Une jeunesse sacrifiée, une vieille histoire
La génération montante voit son avenir obscurci par la crise sanitaire. Mince consolation, ses devancières ont souvent été chahutées.
Visuel : L'arrivée à la gare du Nord en 1914. Infirmière conduisant des enfants. Berteaux, Hippolyte Dominique , Dessinateur. Musée Carnavalet, Histoire de Paris. D.6219.CC0 Paris Musées / Musée Carnavalet
Des examens passés à distance, des stages annulés, des cursus à l’étranger repoussés et bien sûr des entretiens d’embauche raréfiés, après que des promesses d’emploi se sont envolées : la crise sanitaire, avec pour corollaire la crise économique, multiplie les obstacles auprès de la jeunesse ; il n’en faut pas plus pour que le concept de génération sacrifiée refasse florès. Au passage, on oublie un peu vite que les jeunes Français d’aujourd’hui vivent – heureusement - dans une société plus favorisée : en un demi-siècle, l’espérance de vie a gagné 20%, la consommation est trois fois supérieure et l’accès aux études supérieures s’est largement démocratisée ; en 1960, il n’y a guère plus de 10% de bacheliers. Des indicateurs vite balayés quand les jeunes en 2020 mesurent les dégâts collatéraux du coronavirus. Ont-ils des points de comparaison ? A la fin des années 2000, marquées par une crise financière très sévère, le taux de chômage des nouveaux arrivants sur le marché du travail grimpe de trois points.
Cela ne rassurera pas les intéressés mais la jeunesse actuelle qui s’inquiète de l’avenir réveille des images anciennes, voire d’un autre temps. En 1836, dans son roman La Confession d’un enfant du siècle, Alfred de Musset se plaint d’être « venu trop tard dans un monde trop vieux ». En l’occurrence, le jeune écrivain (né en 1810) est moins préoccupé par les difficultés économiques que par la trajectoire d’un pays jugée déclinante ; la fin de la domination napoléonienne, le conservatisme social et l’absence de spiritualité étayent son constat. Musset regrette tout simplement de ne pas avoir connu les épopées intenses de la Révolution et de l’Empire. Une génération sacrifiée par manque d’idéal, en quelque sorte.

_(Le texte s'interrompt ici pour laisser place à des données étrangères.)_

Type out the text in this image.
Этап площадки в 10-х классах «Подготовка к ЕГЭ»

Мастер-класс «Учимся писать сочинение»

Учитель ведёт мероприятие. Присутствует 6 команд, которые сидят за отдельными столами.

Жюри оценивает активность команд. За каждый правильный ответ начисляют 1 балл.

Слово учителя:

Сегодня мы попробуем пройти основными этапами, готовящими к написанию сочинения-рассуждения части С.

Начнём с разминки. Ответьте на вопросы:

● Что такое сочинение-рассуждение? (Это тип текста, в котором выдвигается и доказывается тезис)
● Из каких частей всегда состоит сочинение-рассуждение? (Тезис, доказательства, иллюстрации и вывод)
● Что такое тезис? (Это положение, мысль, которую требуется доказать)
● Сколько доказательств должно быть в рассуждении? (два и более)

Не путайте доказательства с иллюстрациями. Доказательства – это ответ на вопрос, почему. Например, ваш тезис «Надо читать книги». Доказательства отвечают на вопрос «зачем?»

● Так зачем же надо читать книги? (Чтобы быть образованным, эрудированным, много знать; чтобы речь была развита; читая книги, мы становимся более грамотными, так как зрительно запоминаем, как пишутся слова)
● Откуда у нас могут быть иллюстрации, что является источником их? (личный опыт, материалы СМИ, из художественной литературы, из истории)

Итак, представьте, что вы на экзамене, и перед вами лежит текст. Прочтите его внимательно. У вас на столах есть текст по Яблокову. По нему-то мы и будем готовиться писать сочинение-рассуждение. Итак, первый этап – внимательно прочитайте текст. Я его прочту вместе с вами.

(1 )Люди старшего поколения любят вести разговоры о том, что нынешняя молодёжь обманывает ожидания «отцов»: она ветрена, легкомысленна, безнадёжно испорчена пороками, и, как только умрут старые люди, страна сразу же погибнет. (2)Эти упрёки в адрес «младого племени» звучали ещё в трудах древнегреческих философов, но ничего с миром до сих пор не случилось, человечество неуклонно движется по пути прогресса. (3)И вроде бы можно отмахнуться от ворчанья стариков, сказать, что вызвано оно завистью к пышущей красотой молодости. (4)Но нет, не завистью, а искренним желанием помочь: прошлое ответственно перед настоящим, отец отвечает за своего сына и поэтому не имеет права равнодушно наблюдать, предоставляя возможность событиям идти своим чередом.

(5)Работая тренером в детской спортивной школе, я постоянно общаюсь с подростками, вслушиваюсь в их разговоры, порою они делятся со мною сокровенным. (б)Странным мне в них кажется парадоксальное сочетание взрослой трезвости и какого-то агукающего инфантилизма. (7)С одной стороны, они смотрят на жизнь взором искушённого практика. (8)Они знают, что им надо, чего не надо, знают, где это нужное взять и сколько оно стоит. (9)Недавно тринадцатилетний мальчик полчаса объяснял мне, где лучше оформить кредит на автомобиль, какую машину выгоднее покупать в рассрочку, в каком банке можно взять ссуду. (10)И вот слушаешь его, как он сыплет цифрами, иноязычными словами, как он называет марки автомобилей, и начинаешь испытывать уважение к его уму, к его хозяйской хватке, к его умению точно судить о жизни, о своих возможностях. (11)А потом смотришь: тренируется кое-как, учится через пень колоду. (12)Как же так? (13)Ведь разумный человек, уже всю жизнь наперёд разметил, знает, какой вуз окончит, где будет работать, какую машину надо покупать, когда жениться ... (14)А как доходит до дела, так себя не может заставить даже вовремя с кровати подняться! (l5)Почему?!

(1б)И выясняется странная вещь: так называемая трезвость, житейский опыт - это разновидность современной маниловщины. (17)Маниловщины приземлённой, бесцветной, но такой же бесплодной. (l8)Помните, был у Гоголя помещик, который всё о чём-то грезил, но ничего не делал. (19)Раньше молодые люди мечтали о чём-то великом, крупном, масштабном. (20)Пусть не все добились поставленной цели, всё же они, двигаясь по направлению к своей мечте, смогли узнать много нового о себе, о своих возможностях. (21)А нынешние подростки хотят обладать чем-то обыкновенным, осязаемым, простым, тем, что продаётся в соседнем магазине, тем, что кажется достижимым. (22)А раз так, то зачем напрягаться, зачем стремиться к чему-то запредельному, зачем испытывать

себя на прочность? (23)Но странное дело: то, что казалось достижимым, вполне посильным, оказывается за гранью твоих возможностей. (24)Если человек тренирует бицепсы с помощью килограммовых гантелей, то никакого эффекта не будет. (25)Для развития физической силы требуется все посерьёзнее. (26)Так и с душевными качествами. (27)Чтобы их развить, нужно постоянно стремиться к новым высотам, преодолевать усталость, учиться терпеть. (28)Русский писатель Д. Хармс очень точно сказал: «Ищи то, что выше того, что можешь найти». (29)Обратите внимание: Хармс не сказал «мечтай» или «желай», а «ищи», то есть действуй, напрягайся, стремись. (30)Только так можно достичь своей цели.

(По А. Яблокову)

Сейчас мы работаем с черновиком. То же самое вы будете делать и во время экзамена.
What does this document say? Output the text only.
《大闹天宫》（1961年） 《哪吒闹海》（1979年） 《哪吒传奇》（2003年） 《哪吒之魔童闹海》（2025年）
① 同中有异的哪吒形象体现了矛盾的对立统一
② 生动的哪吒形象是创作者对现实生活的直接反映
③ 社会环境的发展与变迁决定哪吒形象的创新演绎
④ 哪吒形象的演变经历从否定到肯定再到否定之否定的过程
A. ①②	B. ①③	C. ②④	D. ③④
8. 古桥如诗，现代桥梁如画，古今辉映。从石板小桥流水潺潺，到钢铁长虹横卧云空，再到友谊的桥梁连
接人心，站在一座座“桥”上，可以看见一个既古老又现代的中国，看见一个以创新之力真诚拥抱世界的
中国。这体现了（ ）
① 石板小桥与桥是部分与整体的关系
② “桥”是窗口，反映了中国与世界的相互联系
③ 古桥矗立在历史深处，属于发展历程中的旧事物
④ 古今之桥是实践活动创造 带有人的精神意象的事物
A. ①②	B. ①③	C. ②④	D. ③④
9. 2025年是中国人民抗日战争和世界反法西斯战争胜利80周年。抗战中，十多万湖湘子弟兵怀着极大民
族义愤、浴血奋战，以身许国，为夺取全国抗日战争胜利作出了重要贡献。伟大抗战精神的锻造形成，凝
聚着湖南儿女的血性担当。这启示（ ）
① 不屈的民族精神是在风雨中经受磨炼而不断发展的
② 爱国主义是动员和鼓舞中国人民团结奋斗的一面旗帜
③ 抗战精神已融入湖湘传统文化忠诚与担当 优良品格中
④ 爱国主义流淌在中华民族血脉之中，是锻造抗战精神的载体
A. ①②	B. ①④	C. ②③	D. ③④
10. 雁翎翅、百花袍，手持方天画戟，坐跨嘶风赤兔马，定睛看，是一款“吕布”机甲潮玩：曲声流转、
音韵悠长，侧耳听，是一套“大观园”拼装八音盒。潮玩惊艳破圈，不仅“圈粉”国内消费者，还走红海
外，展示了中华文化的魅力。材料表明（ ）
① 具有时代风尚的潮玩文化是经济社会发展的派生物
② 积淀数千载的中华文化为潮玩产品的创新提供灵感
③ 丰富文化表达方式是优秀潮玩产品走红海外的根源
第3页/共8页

La Première Guerre mondiale, grande responsable du sacrifice de la jeunesse
Au début du XXème siècle, ce ne sont ni l’économie ni l’absence de souffle qui plongent la jeunesse dans le désarroi. Mille fois plus terrible, la Première Guerre mondiale est la grande responsable d’une génération sacrifiée. Selon les statistiques du ministère de la Guerre, les effectifs des conscrits - âgés de 17 à 20 ans - tournent autour de 300 000 hommes, mobilisés essentiellement dans l’infanterie. Pour mesurer l’importance de la saignée, quelque 900 jeunes Français meurent chaque jour sur les champs de bataille. On ne compte pas les blessés, qui se chiffrent en milliers. A la fin de la guerre, la jeunesse d’un pays entier a été martyrisée : sur dix hommes âgés de 20 à 45 ans, deux ont péri, un est invalide et trois sont blessés.
A l’orée de la Seconde Guerre mondiale, la jeune génération est moins sacrifiée que déboussolée. D’un côté, elle a grandi dans le souvenir des aînés morts au champ d’honneur de 1914-1918, de l’autre, elle vit dans l’obsession du « plus jamais ça ». Ce double horizon nourrit des engagements variés, de la Jeunesse communiste à Jeunesse ouvrière chrétienne (Joc) en passant par une large variété de mouvements, y compris le scoutisme. Certaines de ces entités seront des foyers de recrutement pour la Résistance mais les historiens ont bien montré qu’une unanimité a toujours tardé à se dégager contre l’occupant.
D'autres génération sacrifiées après les Trente Glorieuses
Dans la seconde moitié du XXème siècle, les difficultés économiques s’imposent comme le frein principal à l’envol des jeunes. Autant les premiers baby-boomers nés dans les années 1940 bénéficient d’un marché dynamique avec l’avènement des Trente Glorieuses (la part des cadres augmente chaque année de 0,5%), autant les générations postérieures aux années 1960 souffrent sans relâche. Elles sont les victimes par excellence de la succession des crises économiques, devenues un facteur de fragilité structurelle. Après le premier choc pétrolier, le taux de chômage des 16-25 ans ne dépasse pas encore les 10% ; quarante ans plus tard, au sortir de la crise financière de 2008-2009, il dépasse les 20%. Dix ans ont passé depuis cette tourmente et le coronavirus plonge à son tour les jeunes dans l’affliction.